Le scénario le plus optimiste prédit une hausse moyenne de la production annuelle d’uranium de 2,15 % par année. Les plans de développement de l’industrie nucléaire publiés par la Chine reposent sur une croissance de 7,69 % par année. Il y aura donc un écart croissant entre la demande et l’offre d’uranium en Chine. La Chine dépend déjà à 80 % d’uranium importé et achète actuellement 95 % des exportations du Kazakhstan, de l’Ouzbékistan, de la Namibie et de l’Australie.

Uranium 2030 WNA

Selon les chercheurs, la consommation d’uranium en 2035 pourrait atteindre 20 500 tonnes, avec une production qui se situerait au mieux à 3 069 tonnes. Les importations seraient donc de 17 431 tonnes, sur une production mondiale totale que les chercheurs évaluent alors à 65 195 tonnes. L’Association nucléaire mondiale l’évalue toutefois à 55 000 tonnes seulement en 2030 et le chercheur suisse Michael Dittmar, qui s’inspire aussi des méthodes de Hubbert, l’estime à 41 000 tonnes à peine.

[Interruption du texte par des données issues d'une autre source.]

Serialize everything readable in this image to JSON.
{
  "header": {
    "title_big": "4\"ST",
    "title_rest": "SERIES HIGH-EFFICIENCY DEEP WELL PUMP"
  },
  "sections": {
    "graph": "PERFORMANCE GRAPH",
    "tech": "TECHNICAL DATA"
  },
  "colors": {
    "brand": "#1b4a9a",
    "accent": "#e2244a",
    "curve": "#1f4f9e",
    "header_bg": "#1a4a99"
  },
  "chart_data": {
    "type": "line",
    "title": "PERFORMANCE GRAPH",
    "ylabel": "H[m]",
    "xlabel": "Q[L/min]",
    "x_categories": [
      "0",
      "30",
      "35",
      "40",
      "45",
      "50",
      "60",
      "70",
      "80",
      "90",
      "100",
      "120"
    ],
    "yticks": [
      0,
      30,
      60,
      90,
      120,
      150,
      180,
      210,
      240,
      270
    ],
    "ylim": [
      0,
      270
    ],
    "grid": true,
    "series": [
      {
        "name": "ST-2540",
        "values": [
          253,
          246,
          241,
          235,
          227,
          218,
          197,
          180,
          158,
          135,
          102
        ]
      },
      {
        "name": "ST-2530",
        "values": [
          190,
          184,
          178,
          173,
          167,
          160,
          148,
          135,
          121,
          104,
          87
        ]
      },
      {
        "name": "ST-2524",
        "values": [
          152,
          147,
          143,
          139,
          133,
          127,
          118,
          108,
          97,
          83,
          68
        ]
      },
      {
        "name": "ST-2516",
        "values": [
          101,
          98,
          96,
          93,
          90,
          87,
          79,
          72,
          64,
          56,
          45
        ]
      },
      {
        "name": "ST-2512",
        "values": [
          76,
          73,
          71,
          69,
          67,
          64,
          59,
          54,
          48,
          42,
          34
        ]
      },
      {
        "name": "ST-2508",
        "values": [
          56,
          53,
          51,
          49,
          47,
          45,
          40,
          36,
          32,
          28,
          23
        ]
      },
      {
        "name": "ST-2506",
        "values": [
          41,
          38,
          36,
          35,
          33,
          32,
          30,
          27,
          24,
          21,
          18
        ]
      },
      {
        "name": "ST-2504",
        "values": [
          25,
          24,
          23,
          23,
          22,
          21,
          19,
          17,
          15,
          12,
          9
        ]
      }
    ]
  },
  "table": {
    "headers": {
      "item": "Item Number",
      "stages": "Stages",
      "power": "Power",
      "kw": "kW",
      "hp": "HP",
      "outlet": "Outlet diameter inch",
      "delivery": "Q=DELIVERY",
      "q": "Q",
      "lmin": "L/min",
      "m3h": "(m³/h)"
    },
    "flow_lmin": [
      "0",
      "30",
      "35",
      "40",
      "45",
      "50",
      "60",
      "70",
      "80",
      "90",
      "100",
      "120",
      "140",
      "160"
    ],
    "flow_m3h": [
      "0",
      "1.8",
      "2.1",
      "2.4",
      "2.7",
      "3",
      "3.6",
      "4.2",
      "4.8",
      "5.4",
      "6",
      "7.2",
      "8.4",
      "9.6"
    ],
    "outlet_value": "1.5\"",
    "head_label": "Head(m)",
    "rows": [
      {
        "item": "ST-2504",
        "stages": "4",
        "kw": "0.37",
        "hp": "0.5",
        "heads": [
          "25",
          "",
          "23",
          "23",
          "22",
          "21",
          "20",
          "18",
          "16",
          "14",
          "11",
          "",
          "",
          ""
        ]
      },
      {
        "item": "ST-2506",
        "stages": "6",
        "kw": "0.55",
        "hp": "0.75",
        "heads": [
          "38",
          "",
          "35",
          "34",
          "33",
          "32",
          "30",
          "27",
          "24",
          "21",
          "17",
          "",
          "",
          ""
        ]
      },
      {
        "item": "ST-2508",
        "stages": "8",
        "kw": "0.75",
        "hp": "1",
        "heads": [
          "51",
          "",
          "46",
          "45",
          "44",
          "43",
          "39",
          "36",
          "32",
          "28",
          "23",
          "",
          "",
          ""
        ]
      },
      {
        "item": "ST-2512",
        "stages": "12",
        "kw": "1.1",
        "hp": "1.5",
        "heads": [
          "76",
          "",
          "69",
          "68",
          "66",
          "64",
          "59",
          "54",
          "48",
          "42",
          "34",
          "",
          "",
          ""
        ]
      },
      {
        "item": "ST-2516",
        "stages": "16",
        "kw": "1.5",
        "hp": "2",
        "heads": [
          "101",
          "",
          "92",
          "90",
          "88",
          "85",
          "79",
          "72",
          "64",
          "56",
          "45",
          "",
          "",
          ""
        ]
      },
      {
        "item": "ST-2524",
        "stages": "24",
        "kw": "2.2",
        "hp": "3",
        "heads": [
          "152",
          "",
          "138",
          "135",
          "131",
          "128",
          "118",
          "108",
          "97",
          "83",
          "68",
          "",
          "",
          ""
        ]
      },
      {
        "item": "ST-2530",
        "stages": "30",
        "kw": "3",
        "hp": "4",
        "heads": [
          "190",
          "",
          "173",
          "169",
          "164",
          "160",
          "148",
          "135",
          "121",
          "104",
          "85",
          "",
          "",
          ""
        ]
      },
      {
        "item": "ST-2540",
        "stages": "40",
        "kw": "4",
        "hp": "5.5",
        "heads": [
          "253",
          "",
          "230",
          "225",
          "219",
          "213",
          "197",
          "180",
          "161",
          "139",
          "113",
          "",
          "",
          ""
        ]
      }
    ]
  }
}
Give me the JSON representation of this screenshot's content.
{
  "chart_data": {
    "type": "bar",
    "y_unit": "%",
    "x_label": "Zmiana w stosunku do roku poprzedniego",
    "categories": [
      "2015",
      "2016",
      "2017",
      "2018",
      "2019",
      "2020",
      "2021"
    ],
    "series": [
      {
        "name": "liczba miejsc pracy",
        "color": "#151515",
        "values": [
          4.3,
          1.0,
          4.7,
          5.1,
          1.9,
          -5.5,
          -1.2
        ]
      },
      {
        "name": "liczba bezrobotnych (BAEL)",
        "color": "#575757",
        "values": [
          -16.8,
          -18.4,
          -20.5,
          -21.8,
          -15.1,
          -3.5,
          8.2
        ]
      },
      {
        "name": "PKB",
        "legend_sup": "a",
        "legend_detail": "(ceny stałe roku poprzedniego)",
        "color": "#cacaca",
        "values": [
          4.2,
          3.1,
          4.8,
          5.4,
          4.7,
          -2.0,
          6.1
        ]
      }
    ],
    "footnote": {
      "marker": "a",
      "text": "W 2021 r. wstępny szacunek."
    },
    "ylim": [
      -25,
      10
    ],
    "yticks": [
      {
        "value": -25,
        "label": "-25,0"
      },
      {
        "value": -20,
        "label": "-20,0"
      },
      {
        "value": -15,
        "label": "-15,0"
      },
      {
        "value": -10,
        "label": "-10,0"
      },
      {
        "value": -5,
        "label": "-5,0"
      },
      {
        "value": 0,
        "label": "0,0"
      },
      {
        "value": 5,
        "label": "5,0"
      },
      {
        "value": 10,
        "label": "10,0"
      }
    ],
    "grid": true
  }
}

Quoi qu’il en soit, il est clair que la demande croissante de la Chine va limiter les quantités d’uranium disponibles pour de nouveaux projets dans le monde. Les chercheurs ne misent pas sur le recyclage du carburant pour combler une partie des besoins et n’évoquent pas non plus le déploiement de réacteurs rapides. Il faut dire qu’au moment du pic uranifère chinois, la flotte de réacteurs chinois sera en grande partie celle qui existe déjà ou qui est en cours de déploiement, qui utilise une technologie classique.

Les chercheurs recommandent plutôt au gouvernement chinois de s’assurer un accès aux réserves par le biais de fusions, d’acquisitions et de participations au capital-actions de gisements situés à l’étranger. Les pays situés sur le tracé de la nouvelle « route de la soie », où se situe le Kazakhstan, devraient être visés en priorité. Mais on peut se demander si la Chine pourra, en pratique, trouver de quoi alimenter ses ambitions nucléaires.